The East African (Nairobi)

East Africa: Equity Projects to Benefit From Region's Economic Upturn

Nairobi — As signs of "green shoots" in the economy appear, workers' earnings could receive a boost in 2010 and reignite interest in equity investments.

This is especially so since valuations are at a historic five-year low, says leading fund management company AIG Investments.

Releasing their Third Quarter, 2009 Financial Markets Review last week, the fund managers noted that the Ugandan stockmarket fell by 3.9 per cent, largely due to a decline in cross listed stocks.

The Dar es Salaam Stock Exchange also dropped, but mainly due to profit taking.

In Kenya, the stockmarket weakened in Q3 after recording some gains in Q2 of 2009.

The volume of shares traded during the period declined to Ksh825.9 million ($10.6 million).

The value of shares traded also dropped from Ksh14.3 billion ($183 million) in Q3 2008 to Ksh9.8 billion ($126 million) in Q3 2009.

Despite the lower activity, foreign participation in the local equities market increased and constituted between 60 per cent and 78 per cent of the turnover for July and August.

However, in September, this reduced to around 53 per cent.

"It was difficult to clearly assess the reason for the drop, but it may be due to foreign interest in the fixed market," said senior investment manager Edward Gitahi.

The AIG-27 share index was down 3.4 per cent for the quarter while the Nairobi Stock Exchange All-Share and 20 Share Indices fell by 5.3 per cent and 8.5 per cent, respectively.

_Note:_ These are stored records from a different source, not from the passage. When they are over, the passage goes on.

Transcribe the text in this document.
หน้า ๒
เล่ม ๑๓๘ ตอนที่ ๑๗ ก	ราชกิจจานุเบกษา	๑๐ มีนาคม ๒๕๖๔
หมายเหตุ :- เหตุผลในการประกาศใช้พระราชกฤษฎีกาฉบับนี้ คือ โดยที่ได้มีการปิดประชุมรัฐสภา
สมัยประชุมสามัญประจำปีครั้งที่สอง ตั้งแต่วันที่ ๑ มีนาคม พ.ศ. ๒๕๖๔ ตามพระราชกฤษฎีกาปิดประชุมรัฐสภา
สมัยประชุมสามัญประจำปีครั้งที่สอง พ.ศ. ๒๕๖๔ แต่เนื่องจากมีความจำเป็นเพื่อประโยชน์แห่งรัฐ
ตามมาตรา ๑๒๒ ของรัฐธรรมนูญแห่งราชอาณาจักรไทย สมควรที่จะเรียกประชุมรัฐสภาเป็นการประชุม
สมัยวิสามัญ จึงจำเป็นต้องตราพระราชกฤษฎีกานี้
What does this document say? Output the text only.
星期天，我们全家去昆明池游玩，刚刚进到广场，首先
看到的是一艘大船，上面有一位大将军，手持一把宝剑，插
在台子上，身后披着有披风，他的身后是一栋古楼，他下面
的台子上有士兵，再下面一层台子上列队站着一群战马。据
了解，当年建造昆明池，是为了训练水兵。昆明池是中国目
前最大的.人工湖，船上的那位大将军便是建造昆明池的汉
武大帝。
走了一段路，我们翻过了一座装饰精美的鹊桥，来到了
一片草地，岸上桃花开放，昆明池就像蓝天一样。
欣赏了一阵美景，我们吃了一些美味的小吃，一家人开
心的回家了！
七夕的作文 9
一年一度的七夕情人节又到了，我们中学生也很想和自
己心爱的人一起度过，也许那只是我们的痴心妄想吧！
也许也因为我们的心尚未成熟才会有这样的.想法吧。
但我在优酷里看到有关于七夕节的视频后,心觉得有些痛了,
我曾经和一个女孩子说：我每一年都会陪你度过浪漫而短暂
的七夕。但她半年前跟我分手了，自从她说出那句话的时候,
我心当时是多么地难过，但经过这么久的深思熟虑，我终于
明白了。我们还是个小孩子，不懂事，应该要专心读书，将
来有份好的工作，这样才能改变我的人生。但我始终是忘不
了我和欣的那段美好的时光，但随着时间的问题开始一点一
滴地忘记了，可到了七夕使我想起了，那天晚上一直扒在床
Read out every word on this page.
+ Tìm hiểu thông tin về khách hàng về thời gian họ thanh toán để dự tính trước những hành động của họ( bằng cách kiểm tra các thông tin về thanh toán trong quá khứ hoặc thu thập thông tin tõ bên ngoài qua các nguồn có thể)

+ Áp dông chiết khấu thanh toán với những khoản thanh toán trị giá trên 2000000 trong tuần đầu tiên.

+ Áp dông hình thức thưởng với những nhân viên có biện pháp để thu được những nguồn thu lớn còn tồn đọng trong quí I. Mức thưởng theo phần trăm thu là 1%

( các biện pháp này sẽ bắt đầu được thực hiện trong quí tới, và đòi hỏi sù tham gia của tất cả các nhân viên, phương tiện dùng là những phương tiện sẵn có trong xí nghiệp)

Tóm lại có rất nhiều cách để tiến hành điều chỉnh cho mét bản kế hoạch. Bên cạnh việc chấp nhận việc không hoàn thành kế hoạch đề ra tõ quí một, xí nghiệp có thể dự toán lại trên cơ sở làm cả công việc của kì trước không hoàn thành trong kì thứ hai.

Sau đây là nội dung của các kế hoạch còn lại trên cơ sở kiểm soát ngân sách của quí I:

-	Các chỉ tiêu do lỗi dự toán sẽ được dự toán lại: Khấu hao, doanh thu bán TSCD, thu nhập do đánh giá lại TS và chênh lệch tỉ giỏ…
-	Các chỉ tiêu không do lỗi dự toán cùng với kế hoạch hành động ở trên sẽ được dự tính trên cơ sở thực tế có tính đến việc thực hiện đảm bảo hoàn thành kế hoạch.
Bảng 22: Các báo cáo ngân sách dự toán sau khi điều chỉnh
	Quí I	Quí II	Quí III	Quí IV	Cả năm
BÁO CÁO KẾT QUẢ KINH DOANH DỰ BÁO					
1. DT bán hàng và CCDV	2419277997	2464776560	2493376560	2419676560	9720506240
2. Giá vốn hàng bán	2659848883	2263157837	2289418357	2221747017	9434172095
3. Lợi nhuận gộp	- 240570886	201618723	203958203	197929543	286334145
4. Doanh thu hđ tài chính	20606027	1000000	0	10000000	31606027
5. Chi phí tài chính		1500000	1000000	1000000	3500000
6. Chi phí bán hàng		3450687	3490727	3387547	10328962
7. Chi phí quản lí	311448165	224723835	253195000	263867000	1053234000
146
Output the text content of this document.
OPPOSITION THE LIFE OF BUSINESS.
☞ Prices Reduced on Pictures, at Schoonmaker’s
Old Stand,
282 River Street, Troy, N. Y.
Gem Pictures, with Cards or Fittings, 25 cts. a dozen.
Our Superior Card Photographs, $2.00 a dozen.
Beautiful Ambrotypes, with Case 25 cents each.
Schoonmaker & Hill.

The banking sector first half financial results reflected a tough economic environment.

Profit after tax for the listed banks grew by a modest 7 per cent, compared with 48 per cent in 2008 over the same period.

Earnings from the non-financial sector, especially for cement companies, showed positive growth despite the current economic conditions boosted by a boom in the urban housing market and rising infrastructural spending.

Results from the ICT sector were less impressive, owing to increased depreciation of capital expenditure on rolling out the fibre networks and higher financing costs as the industry geared towards taking advantage of the new bandwidth from fibre-optic cables.

Over the past three months, the government borrowed Ksh30 billion ($385 million) from the domestic market, in line with the programmed borrowing of Ksh110 billion ($1.4 billion) for the financial year. There also appears to be increased appetite from corporate insurers.

The government securities market was active, both at the primary and secondary market level.

In the primary market, CBK offered Ksh34 billion ($436 million) attracting bids worth Ksh38 billion ($487 million).

CBK deepened the capital markets with the introduction of a one-year Treasury-bill.

The inaugural issue attracted significant investor interest with Ksh 17.3 billion ($222 million) going for the Ksh 8.5 billion ($109 million) offer.

In Uganda, the market declined by 3.9 per cent in Q3 as stock prices of most domestic and cross-listed counters remained depressed.

For the nine-month period, the market was up by 1 per cent.

At the Dar Stock Exchange, the performance declined over the quarter with the All-Share Index falling 0.8 per cent while the Domestic Share Index fell 2.7 per cent.